Jessica Brady, a spokeswoman for Senate Judiciary Committee, told CNET this afternoon that's absolutely not what happened:
he third-party description of the November 2010 conversation between Aaron Cooper and Aaron Swartz is entirely fabricated. It is wrong on the substance, and it is wrong on the very nature of their conversation. The two had a positive meeting, and their discussion focused mainly on whether an agreement could be reached to go after infringers and counterfeiters living in countries where the United States does not have extradition treaties. Aaron Cooper -- a tireless, highly respected and superbly knowledgeable policy advisor on these and other complex issues -- never said anything remotely similar to the quote described in this false account. Further, the timeline provided in this account is inaccurate. The organization Demand Progress began well before the two men met in late November of 2010. And finally, the support Senator Leahy received for his version of the legislation from the Internet service provider community, as well as domain name registries and registrars, is evidence that ensuring the legislation would not 'break' the Internet was a top priority for Senator Leahy and his staff.
Domain name registrar GoDaddy initially supported the Stop Online Piracy Act and Leahy's similar Protect IP Act, but after a customer boycott, backed down and announced its opposition. AT&T said at the time that "we have been supportive of the general framework" of Protect IP, which stopped short of a formal endorsement, and Verizon expressed concerns about SOPA.
Swartz committed suicide on January 11 in New York City. His family and friends have blamed Carmen Ortiz, 57, the U.S. attorney for Massachusetts, for filing 13 felony charges against the late activist for allegedly downloading academic journals he was permitted to access (although not in large quantities). A congressional investigation of Ortiz, who has denied any wrongdoing, is underway.

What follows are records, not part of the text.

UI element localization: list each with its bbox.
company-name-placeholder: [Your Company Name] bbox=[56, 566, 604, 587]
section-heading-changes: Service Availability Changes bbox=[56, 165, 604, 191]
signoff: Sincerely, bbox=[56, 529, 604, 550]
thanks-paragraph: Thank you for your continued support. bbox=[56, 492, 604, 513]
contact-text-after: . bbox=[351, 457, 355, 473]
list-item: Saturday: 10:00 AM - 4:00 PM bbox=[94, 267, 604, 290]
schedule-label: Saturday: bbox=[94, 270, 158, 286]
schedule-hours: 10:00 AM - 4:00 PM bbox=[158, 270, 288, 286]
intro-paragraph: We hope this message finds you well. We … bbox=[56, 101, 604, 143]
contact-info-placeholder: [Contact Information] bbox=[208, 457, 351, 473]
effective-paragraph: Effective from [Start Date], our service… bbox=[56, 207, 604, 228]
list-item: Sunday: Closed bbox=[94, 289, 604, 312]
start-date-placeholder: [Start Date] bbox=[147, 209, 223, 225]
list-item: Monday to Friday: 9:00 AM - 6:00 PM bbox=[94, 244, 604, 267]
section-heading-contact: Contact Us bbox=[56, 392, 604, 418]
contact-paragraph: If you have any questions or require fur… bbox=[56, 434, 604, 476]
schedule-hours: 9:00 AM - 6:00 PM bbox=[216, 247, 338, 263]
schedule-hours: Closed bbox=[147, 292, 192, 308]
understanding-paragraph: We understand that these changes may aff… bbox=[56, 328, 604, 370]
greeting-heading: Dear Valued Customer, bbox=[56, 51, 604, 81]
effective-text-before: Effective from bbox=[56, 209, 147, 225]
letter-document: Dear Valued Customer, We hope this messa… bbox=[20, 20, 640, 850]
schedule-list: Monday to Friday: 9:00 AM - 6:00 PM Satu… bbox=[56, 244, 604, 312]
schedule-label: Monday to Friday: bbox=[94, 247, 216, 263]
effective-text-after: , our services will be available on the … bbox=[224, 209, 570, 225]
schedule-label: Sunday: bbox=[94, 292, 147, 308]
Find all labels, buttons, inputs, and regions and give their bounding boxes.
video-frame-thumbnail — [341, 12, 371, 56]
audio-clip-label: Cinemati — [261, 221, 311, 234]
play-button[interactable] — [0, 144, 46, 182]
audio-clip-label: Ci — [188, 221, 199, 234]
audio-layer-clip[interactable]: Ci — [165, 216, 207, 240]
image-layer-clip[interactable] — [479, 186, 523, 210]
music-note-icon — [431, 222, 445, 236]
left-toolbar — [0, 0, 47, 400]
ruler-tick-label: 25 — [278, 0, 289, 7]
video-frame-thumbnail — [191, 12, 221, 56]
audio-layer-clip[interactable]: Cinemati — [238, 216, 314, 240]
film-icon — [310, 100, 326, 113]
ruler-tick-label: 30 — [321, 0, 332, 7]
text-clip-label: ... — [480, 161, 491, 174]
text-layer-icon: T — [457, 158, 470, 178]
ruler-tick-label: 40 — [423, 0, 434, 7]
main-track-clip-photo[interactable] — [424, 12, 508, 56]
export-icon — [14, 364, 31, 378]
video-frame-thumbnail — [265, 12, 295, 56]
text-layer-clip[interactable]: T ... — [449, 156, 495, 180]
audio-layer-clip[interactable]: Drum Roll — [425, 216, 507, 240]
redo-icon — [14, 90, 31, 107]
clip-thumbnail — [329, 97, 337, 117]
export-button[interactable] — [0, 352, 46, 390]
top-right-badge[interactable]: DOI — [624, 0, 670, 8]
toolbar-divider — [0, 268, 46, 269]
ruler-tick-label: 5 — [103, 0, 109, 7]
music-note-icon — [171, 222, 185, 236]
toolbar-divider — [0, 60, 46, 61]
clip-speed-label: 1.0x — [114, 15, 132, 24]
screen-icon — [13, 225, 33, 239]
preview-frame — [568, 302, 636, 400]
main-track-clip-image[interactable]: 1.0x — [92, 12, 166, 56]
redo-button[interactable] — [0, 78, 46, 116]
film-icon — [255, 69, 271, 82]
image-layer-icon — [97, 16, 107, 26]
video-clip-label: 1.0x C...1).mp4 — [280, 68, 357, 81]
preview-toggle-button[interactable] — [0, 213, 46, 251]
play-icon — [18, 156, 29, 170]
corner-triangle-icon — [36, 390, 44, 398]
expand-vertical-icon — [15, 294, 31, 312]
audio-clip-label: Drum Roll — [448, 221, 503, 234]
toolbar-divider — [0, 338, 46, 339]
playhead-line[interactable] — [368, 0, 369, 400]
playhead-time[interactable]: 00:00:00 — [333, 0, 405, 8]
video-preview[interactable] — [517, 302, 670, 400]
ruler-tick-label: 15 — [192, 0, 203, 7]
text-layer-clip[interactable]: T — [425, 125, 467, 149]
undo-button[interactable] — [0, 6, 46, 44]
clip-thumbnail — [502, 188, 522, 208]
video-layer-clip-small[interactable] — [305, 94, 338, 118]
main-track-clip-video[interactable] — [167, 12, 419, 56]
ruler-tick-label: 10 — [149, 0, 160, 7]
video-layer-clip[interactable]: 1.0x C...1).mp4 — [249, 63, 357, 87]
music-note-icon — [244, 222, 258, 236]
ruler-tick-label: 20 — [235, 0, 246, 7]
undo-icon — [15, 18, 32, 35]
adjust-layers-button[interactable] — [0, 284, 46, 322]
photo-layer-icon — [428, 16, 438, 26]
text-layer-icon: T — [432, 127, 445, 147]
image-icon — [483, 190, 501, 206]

Eckersley told the story about Swartz at a retrospective event titled "a year after SOPA/PIPA," organized by EFF, Engine Advocacy, and Craig Newmark's craigconnects. SOPA was, of course, the Stop Online Piracy Act; PIPA was Leahy's Senate counterpart, also known as the Protect IP Act.
In response to the Judiciary spokeswoman's comment, Eckersley said this evening that:
We were at an event for the one-year anniversary of the Internet's SOPA/PIPA victory, and so perhaps it's unsurprising to see some of that old controversy reemerge.
Almost everything in the committee representative's response is a mere re-litigation of the issues in the COICA/SOPA/PIPA fights: was it acceptable to censor various parts of the DNS system in order to "go after infringers and counterfeiters" outside the reach of United States jurisdiction? It was clear that was a question on which the two Aarons disagreed.
Similarly, a willingness on the part of some particular ISPs and parts of the DNS industry to accept these censorship proposals despite their potential consequences for the long-term health of the network later became extremely controversial, as was most strongly evidenced by the grass-roots boycott of GoDaddy.
Nothing in my comments should be taken as a critique of the personal integrity of any committee staff: it was simply clear that their political priorities placed the objective of copyright enforcement categorically ahead of concerns about the wellbeing of the Internet. It was only that kind of prioritization that could have produced legislative proposals like COICA, PIPA, or SOPA, and that is exactly what Aaron Swartz described to me in a conversation after his meeting with Cooper.
Lastly, there is one point on which I stand corrected: it appears that Aaron Swartz did in fact found Demand Progress around six weeks before he met with Aaron Cooper. I was recalling these events from memory for my talk, and their ordering was in fact different.